Huineng’s Platform Sutra recapitulates all the major teachings of Chan Buddhism including the Diamond Sutra, the Lotus Sutra and the Awakening of Faith in the Mahayana.
Huineng taught “no-thought” and the purity of the “unattached mind” which comes and goes freely, functioning fluently without any hindrance.
The principle of “no-thought” does not mean that a person is not thinking, but that in the state of “no-though” the mind is a highly attentive to its immediate experience, unentangled by the exigencies of the past or the expectations of the future.
The state of ‘no-thought” is understood as a way of being, wherein the mind is open, non-conceptual, allowing the individual to experience reality directly, as it truly is.
Huineng criticized the formal understanding of Buddhism which suggests that the individual must devote themselves to a life of quiet contemplation, likening it to the same trap that the Gautama Siddhartha the Buddha sought to free people from when he taught them that they did not have to endure innumerable lifetimes and countless rebirths before they can be free from the wheel of life.
Huineng’s teaching on sudden enlightenment is a doctrine of liberation such as that taught by the Buddha when he instructed the people that they could experience immediate release by following the five-fold path.
The Buddha was a liberator and Huineng cast himself in the same mode.
Huineng taught this: When alive one keeps sitting without lying down. When dead, one lies without sitting up.
Observing that: In both cases, one is a set of stinking bones!
Asking the most important question: What has any of it to do with the great lesson of life?
When I was given my first Koan to meditate on, my teacher offered me the old cliché:
What is the sound of one hand clapping?
In the spirit of Huineng I understood the Koan to be meaningless and I replied: There is no sound.
He insisted that I answered to quickly, suggesting that I must meditate on the Koan further, which was unnecessary because in speaking from the immediacy of our experience we are able to understand that one hand does not clap.
Given First – 2020.08.28
Today we celebrate the life Saint Romuald, I lift up his memory for one reason in particular, and that is this:
The man was a realist and he encouraged a sense of realism among his followers.
He was an outspoken critic of the way the lives of the saints were written about and disseminated, he could not tolerate the popular tradition of the hagiography, replete with their embellishments, miracle stories which he flatly called out for the lies that they were.
His criticism of the tradition merits our respect.
Romuald was a member of an aristocratic family, he lived between the mid tenth and early eleventh century CE. He was the founder of the Camaldolese order, in the Benedictine tradition.
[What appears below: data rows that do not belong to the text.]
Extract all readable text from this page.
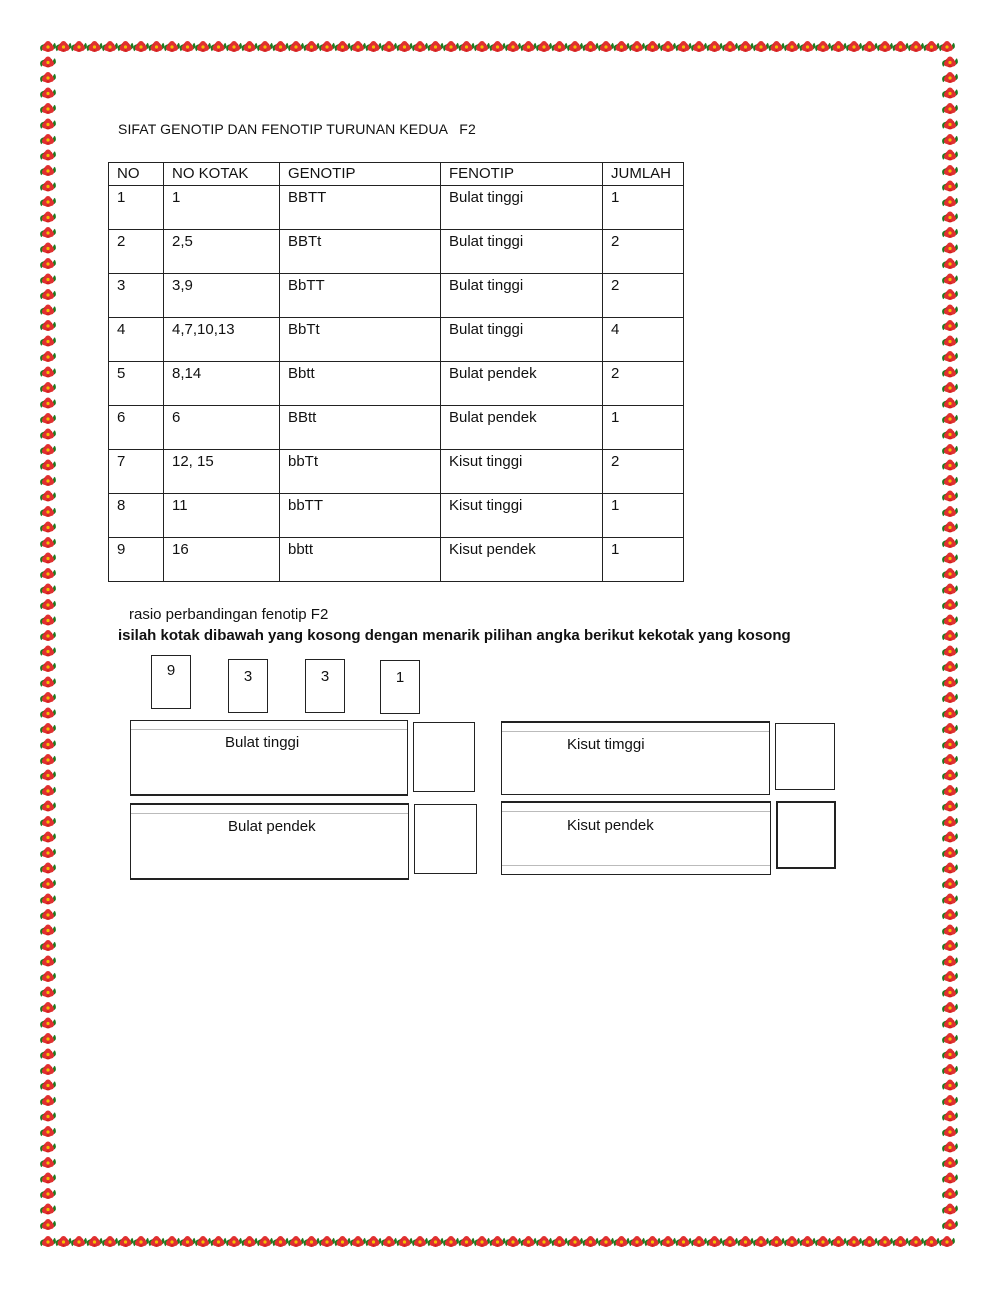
SIFAT GENOTIP DAN FENOTIP TURUNAN KEDUA   F2
NO	NO KOTAK	GENOTIP	FENOTIP	JUMLAH
1	1	BBTT	Bulat tinggi	1
2	2,5	BBTt	Bulat tinggi	2
3	3,9	BbTT	Bulat tinggi	2
4	4,7,10,13	BbTt	Bulat tinggi	4
5	8,14	Bbtt	Bulat pendek	2
6	6	BBtt	Bulat pendek	1
7	12, 15	bbTt	Kisut tinggi	2
8	11	bbTT	Kisut tinggi	1
9	16	bbtt	Kisut pendek	1
rasio perbandingan fenotip F2
isilah kotak dibawah yang kosong dengan menarik pilihan angka berikut kekotak yang kosong
9	3	3	1
Bulat tinggi	Kisut timggi
Bulat pendek	Kisut pendek
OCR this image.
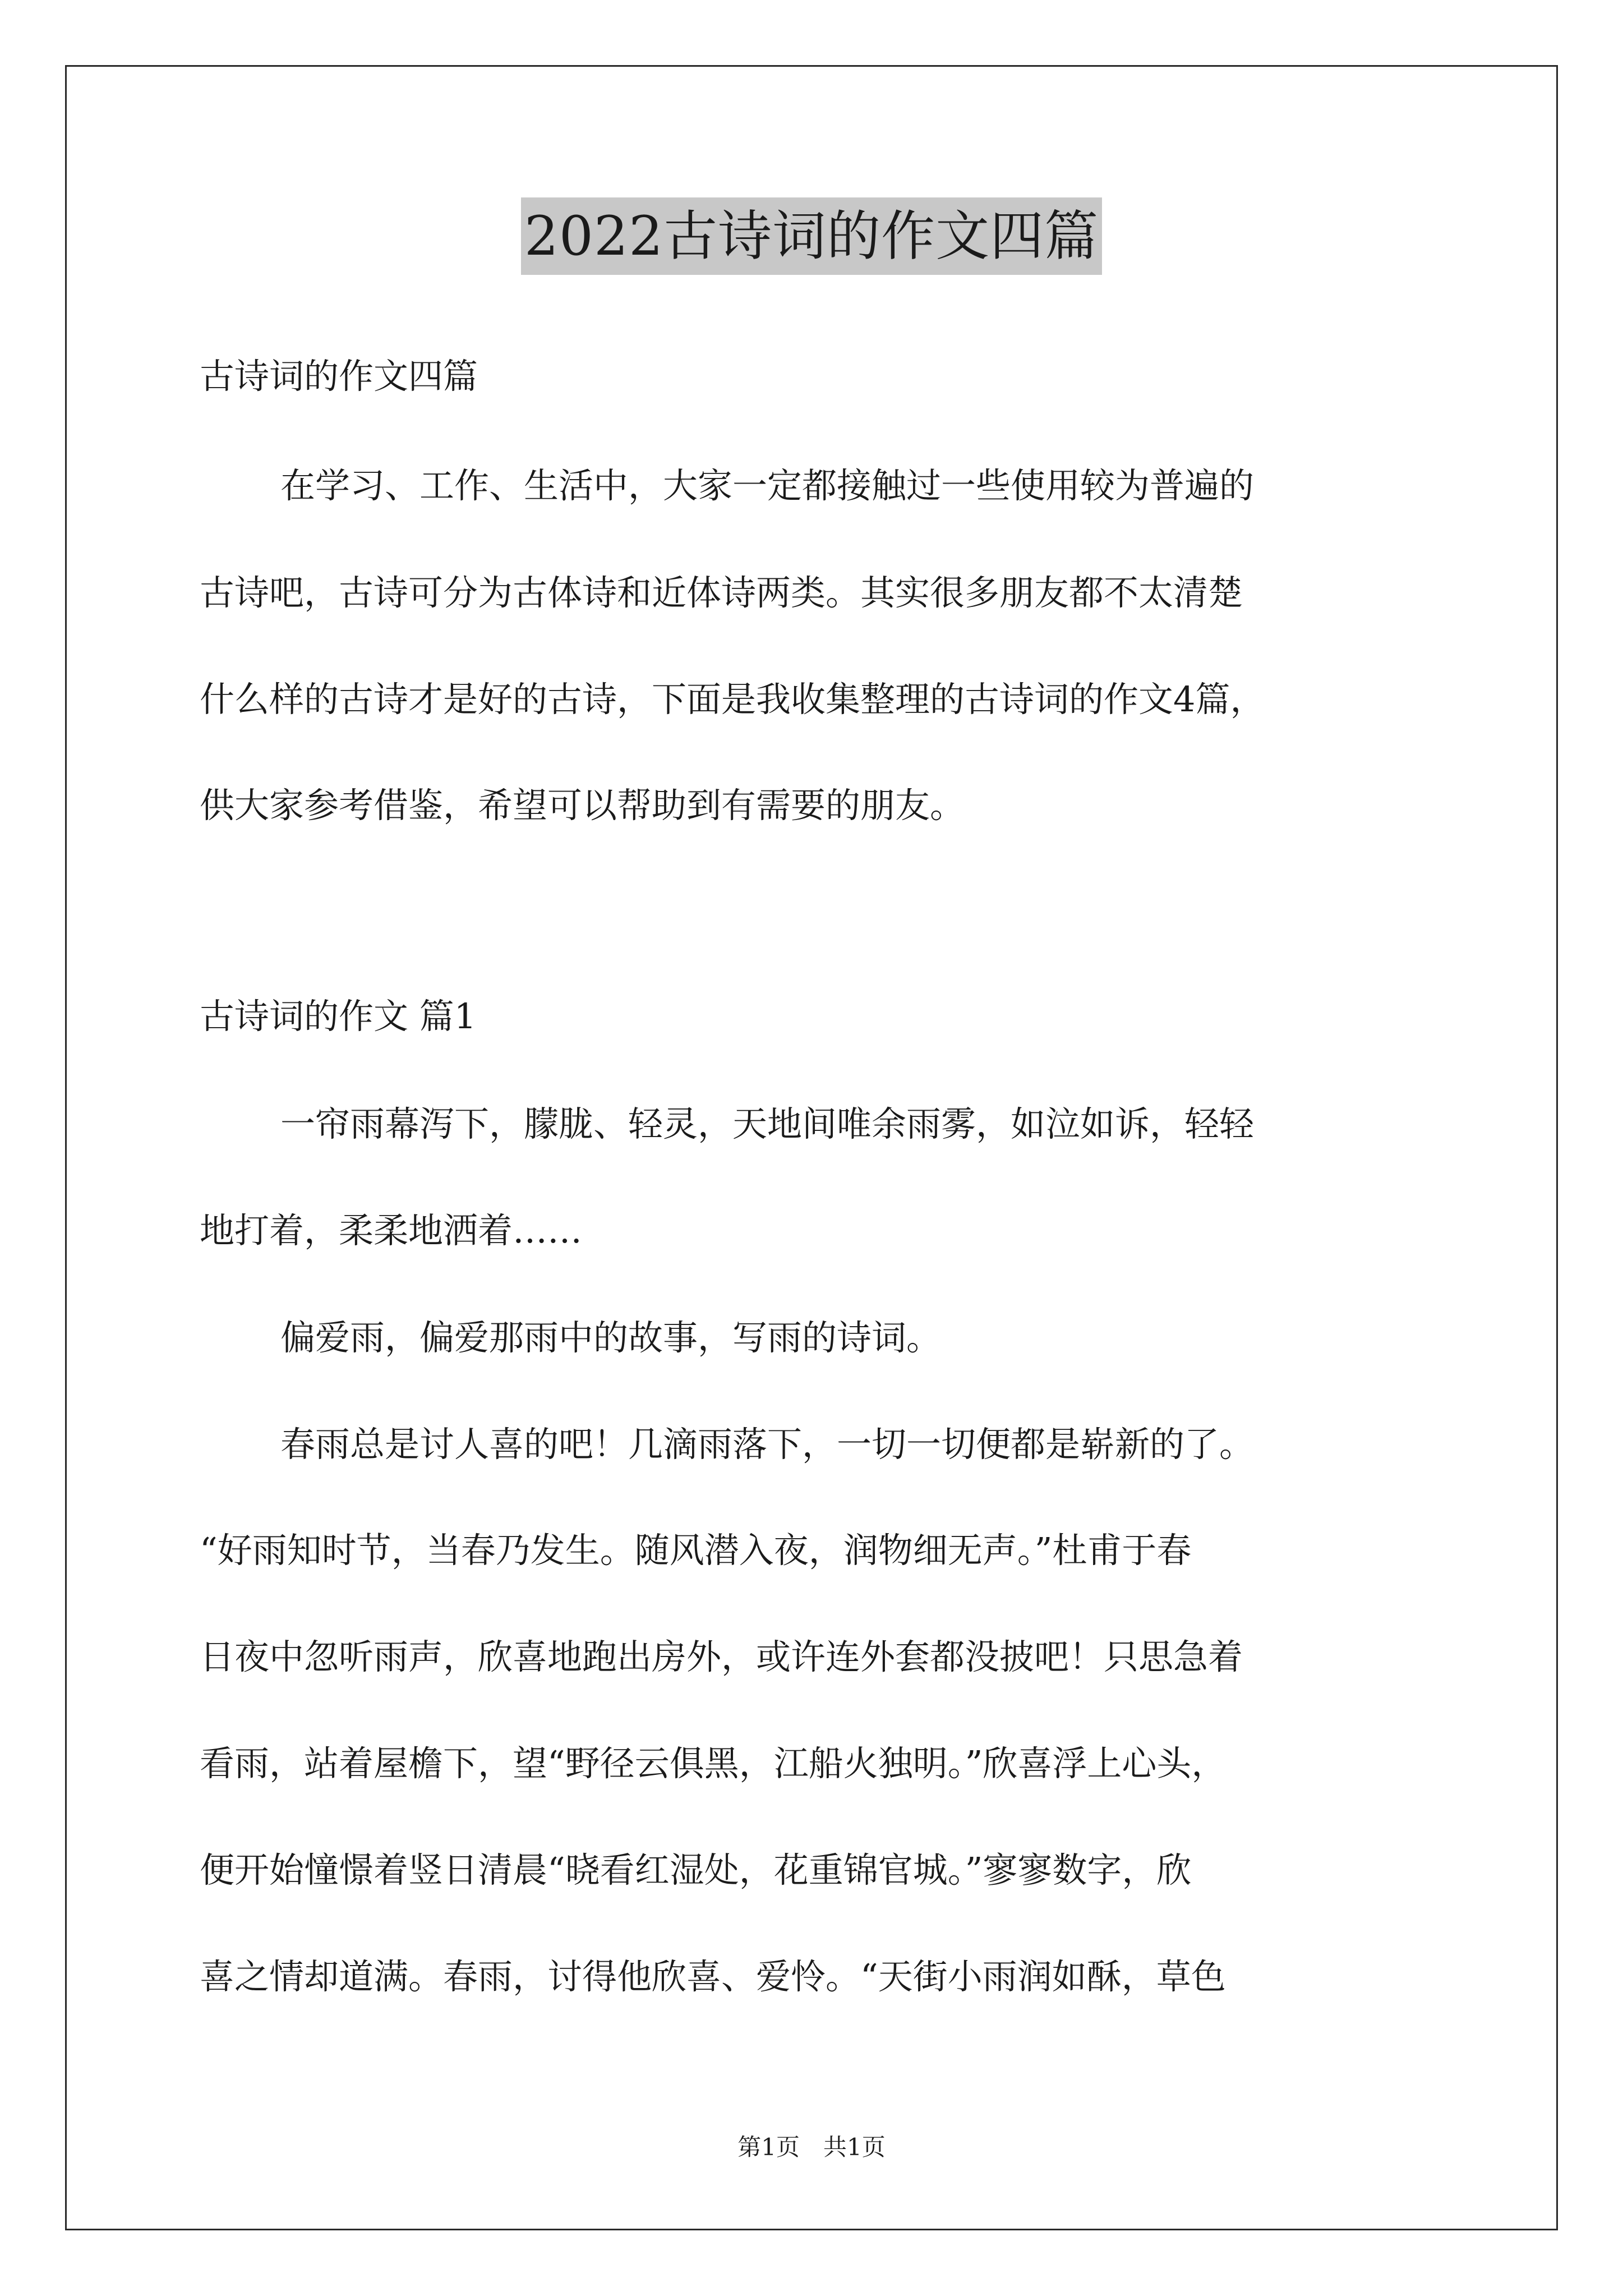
2022古诗词的作文四篇
古诗词的作文四篇
在学习、工作、生活中，大家一定都接触过一些使用较为普遍的
古诗吧，古诗可分为古体诗和近体诗两类。其实很多朋友都不太清楚
什么样的古诗才是好的古诗，下面是我收集整理的古诗词的作文4篇，
供大家参考借鉴，希望可以帮助到有需要的朋友。
古诗词的作文 篇1
一帘雨幕泻下，朦胧、轻灵，天地间唯余雨雾，如泣如诉，轻轻
地打着，柔柔地洒着……
偏爱雨，偏爱那雨中的故事，写雨的诗词。
春雨总是讨人喜的吧！几滴雨落下，一切一切便都是崭新的了。
“好雨知时节，当春乃发生。随风潜入夜，润物细无声。”杜甫于春
日夜中忽听雨声，欣喜地跑出房外，或许连外套都没披吧！只思急着
看雨，站着屋檐下，望“野径云俱黑，江船火独明。”欣喜浮上心头，
便开始憧憬着竖日清晨“晓看红湿处，花重锦官城。”寥寥数字，欣
喜之情却道满。春雨，讨得他欣喜、爱怜。“天街小雨润如酥，草色
第1页　共1页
He had a wild youth and was said to have given himself over to the sins of the flesh, but later he became credited for breathing new life into eremitical and aesthetic monasticism.
He became a hermit.
He is said to have founded and or reformed many monastic institutions, though not all of his work was successful.
Through the promulgation of his rule he encouraged monks under his care to lead solitary lives, engaged in mediation and the interior reflection on the self. He was interested in the process of a person’s inner thoughts. He encouraged his followers to watch and be mindful of their thoughts as if they were watching fish in a stream.
In this way he was like a Zen master.
Romuald was heavily influenced by the Orthodox practice of hesychasm, which has also been associated with quietism, both of which highlight the long standing practice of deep mediation in the Christian tradition, which puts it his teaching on par with the practices of Buddhist monks in the Himalayas and Japan.
Tell no lies about him, he was an ordinary man.